È uno dei genocidi più dimenticati e più discussi. Hitler lo prendeva da esempio parlando dei progetti che aveva in mente: “chi parla ancora oggi del genocidio degli armeni?“. Parlando di Ermeni Soyk?r?m? (genocidio armeno) ci si riferisce a due eventi specifici avvenuti tra la fine dell’800 e l’inizio del 900. Il primo è la campagna contro gli armeni perpetuata dal sultano ottomano Abdul-Hamid II (1894-1896); il secondo la deportazione degli armeni tra il 1915-1916 (il termine “genocidio” si riferisce particolarmente a questo episodio). Proprio in questo periodo infatti, i Giovani Turchi del Comitato Unione e Progresso, avevano spodestato l’impero ottomano: inizialmente proposero uguaglianza e fraternità, ma si richiedeva un tributo di sangue. Si temeva che gli armeni potessero allearsi con i russi, di cui erano nemici; inoltre sia l’esercito russo che quello francese, avevano cominciato ad appoggiare o finanziare gli armeni, incitandoli alla rivolta contro il nascente Stato repubblicano. Così nella notte tra il 24 e il 25 aprile 1915 cominciarono gli arresti, specialmente di intellettuali: in una sola notte ci furono circa 600 vittime; da questo momento cominciarono le deportazioni verso gli aridi deserti della Siria e della Mesopotamia settentrionale. Nel 1919 i principali responsabili vennero condannati in contumacia, perché rifugiati in Germania. Con la Conferenza di Parigi del 1920, la responsabilità politica dello sterminio si attribuirà a Abdul Hamid II, al triumvirato del Comitato Unione e Progresso (Talaat, Djemale ed Enver) e infine a Ataturk, il quale pose il massacro come aspetto integrante della sua azione politica e militare. Le cifre ufficiali attestano tra 1.200.000/1.300.000 vittime. La fine della guerra, con il trattato di Sèvres, sancirà la nascita di uno Stato armeno.

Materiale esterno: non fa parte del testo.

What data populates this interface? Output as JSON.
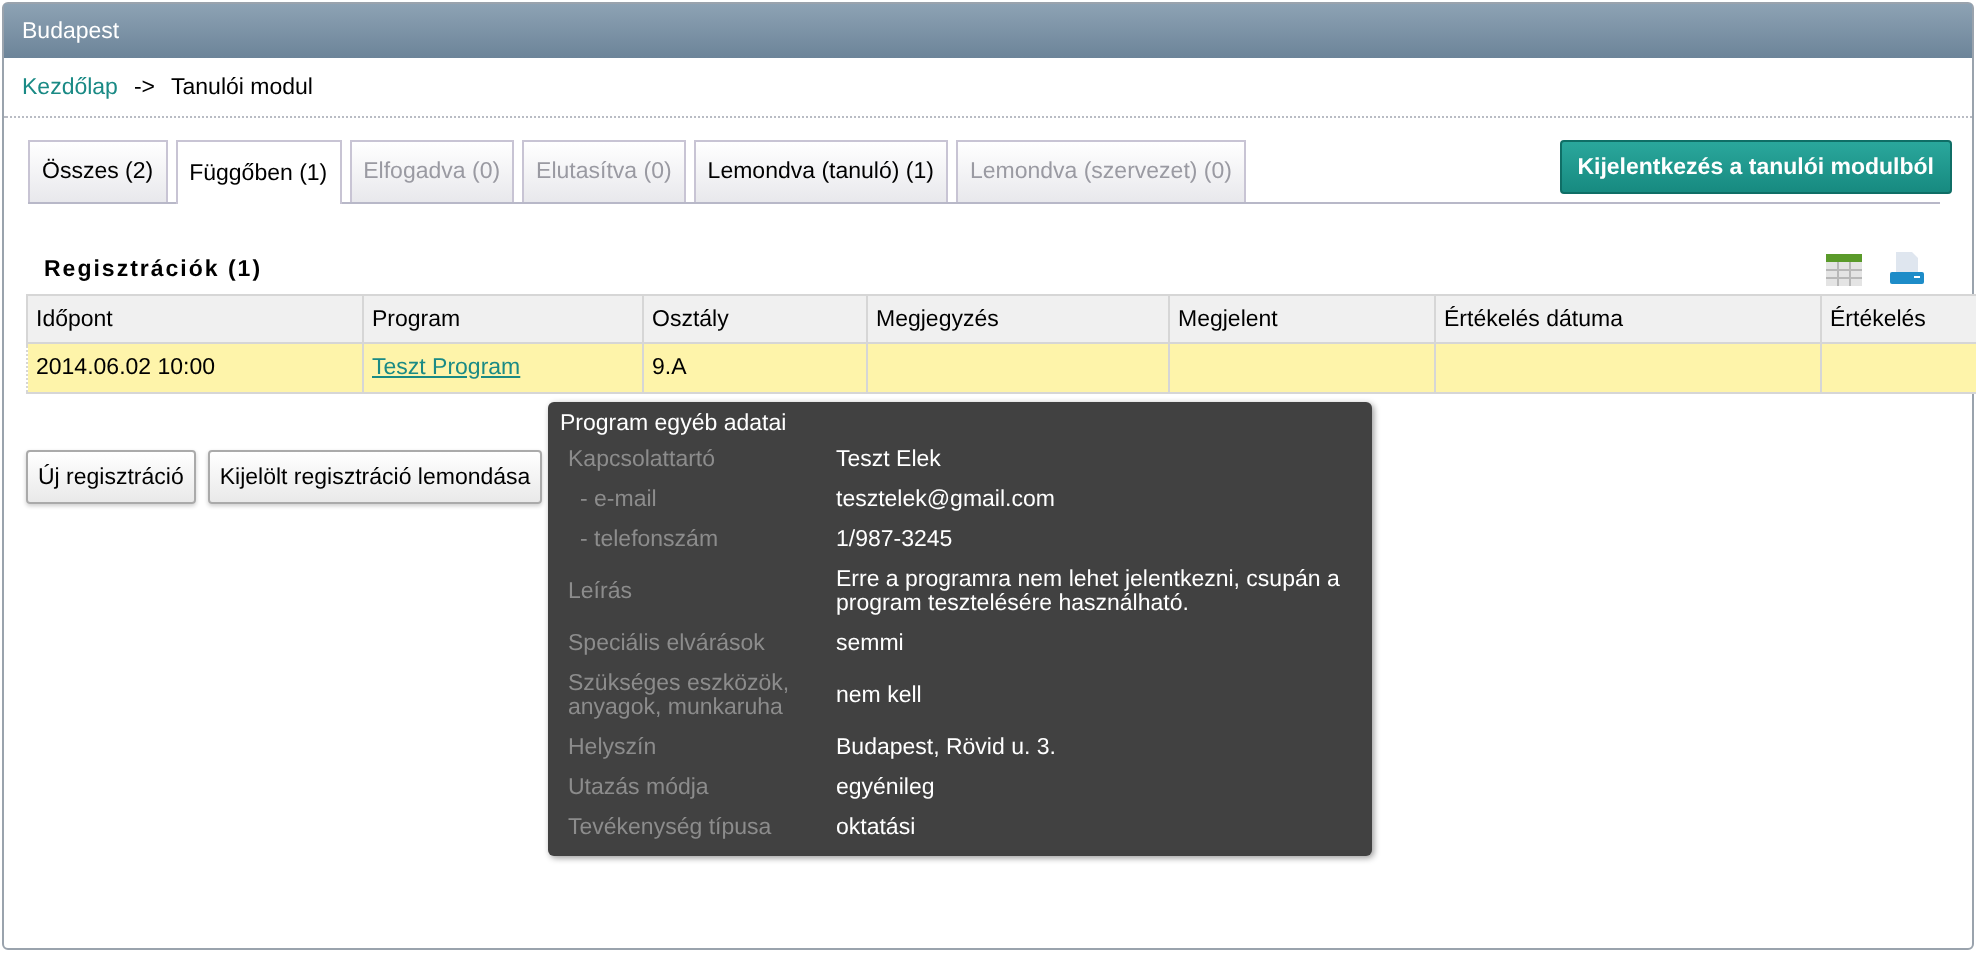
{
  "window": {
    "title": "Budapest"
  },
  "breadcrumb": {
    "home": "Kezdőlap",
    "separator": "->",
    "current": "Tanulói modul"
  },
  "tabs": [
    {
      "label": "Összes (2)",
      "selected": false,
      "disabled": false
    },
    {
      "label": "Függőben (1)",
      "selected": true,
      "disabled": false
    },
    {
      "label": "Elfogadva (0)",
      "selected": false,
      "disabled": true
    },
    {
      "label": "Elutasítva (0)",
      "selected": false,
      "disabled": true
    },
    {
      "label": "Lemondva (tanuló) (1)",
      "selected": false,
      "disabled": false
    },
    {
      "label": "Lemondva (szervezet) (0)",
      "selected": false,
      "disabled": true
    }
  ],
  "logout_button": "Kijelentkezés a tanulói modulból",
  "section_title": "Regisztrációk (1)",
  "table": {
    "columns": [
      "Időpont",
      "Program",
      "Osztály",
      "Megjegyzés",
      "Megjelent",
      "Értékelés dátuma",
      "Értékelés"
    ],
    "rows": [
      {
        "selected": true,
        "cells": [
          "2014.06.02 10:00",
          "Teszt Program",
          "9.A",
          "",
          "",
          "",
          ""
        ]
      }
    ]
  },
  "buttons": [
    "Új regisztráció",
    "Kijelölt regisztráció lemondása"
  ],
  "tooltip": {
    "title": "Program egyéb adatai",
    "rows": [
      {
        "label": "Kapcsolattartó",
        "value": "Teszt Elek",
        "sub": false
      },
      {
        "label": "- e-mail",
        "value": "tesztelek@gmail.com",
        "sub": true
      },
      {
        "label": "- telefonszám",
        "value": "1/987-3245",
        "sub": true
      },
      {
        "label": "Leírás",
        "value": "Erre a programra nem lehet jelentkezni, csupán a program tesztelésére használható.",
        "sub": false
      },
      {
        "label": "Speciális elvárások",
        "value": "semmi",
        "sub": false
      },
      {
        "label": "Szükséges eszközök, anyagok, munkaruha",
        "value": "nem kell",
        "sub": false
      },
      {
        "label": "Helyszín",
        "value": "Budapest, Rövid u. 3.",
        "sub": false
      },
      {
        "label": "Utazás módja",
        "value": "egyénileg",
        "sub": false
      },
      {
        "label": "Tevékenység típusa",
        "value": "oktatási",
        "sub": false
      }
    ]
  }
}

QUAL’E’ LA POSIZIONE DEI NEGAZIONISTI?

Il negazionismo, molto in voga, purtoppo, anche nei confronti dell’Olocausto, è un atteggiamento storico culturale che fa uso di strumenti dialettici per negare l’evidenza dei fatti. La loro motivazione si basa sul descrivere le azioni dei Giovani Turchi come mera propaganda; si afferma che non è mai esistito un progetto concreto di sterminio, né un piano sistematico di eliminazione, e inoltre che il fatto non sia certo paragonabile allo sterminio nazista contro gli ebrei della Seconda Guerra Mondiale. Il governo turco si rifiuta di riconoscerlo come genocidio, e questa è una forte causa di attriti con l’UE: la magistratura del paese, inoltre, punisce con il carcere chi nomini in pubblico l’esistenza del genocidio, per propaganda anti-patriottica: lo stesso premio nobel Orhan Pamuk ha subìto questa condanna. Taner Akcam fu lo storico che per primo si permise di parlare in pubblico dell’argomento, e venne arrestato nel 1976 e condannato a 10 anni di reclusione. La scorsa settimana un’ emittente turca ha inserito l’Italia nella lista dei 20 paesi che riconoscono la questione armena come genocidio, ma il governo ha successivamente smentito, ricordando che il Parlamento italiano, in una risoluzione del 2001, ha impegnato il governo a “adoperarsi per il completo superamento di ogni contrapposizione tra popoli e minoranze diverse nell’area al fine di creare le condizioni, nel rispetto dell’integrità territoriale dei due Stati (Turchia e Armenia), per la pacifica convivenza e la corretta tutela dei diritti umani nella prospettiva di una rapida integrazione della Turchia e dell’intera regione dell’Unione Europea“. Nella lista dei 20 paesi che riconoscono il genocidio armeno, spicca il nome della Francia, Stato in cui è considerato reato la negazione del genocidio. Come ho già affermato precedentemente, in vista di un’entrata a pieno titolo nell’UE, la Turchia deve affrontare i propri errori e le proprie carenze. Si può sempre avere un opinione, ma non si può cambiare la storia, e ogni paese deve assumersi le responsabilità del proprio passato.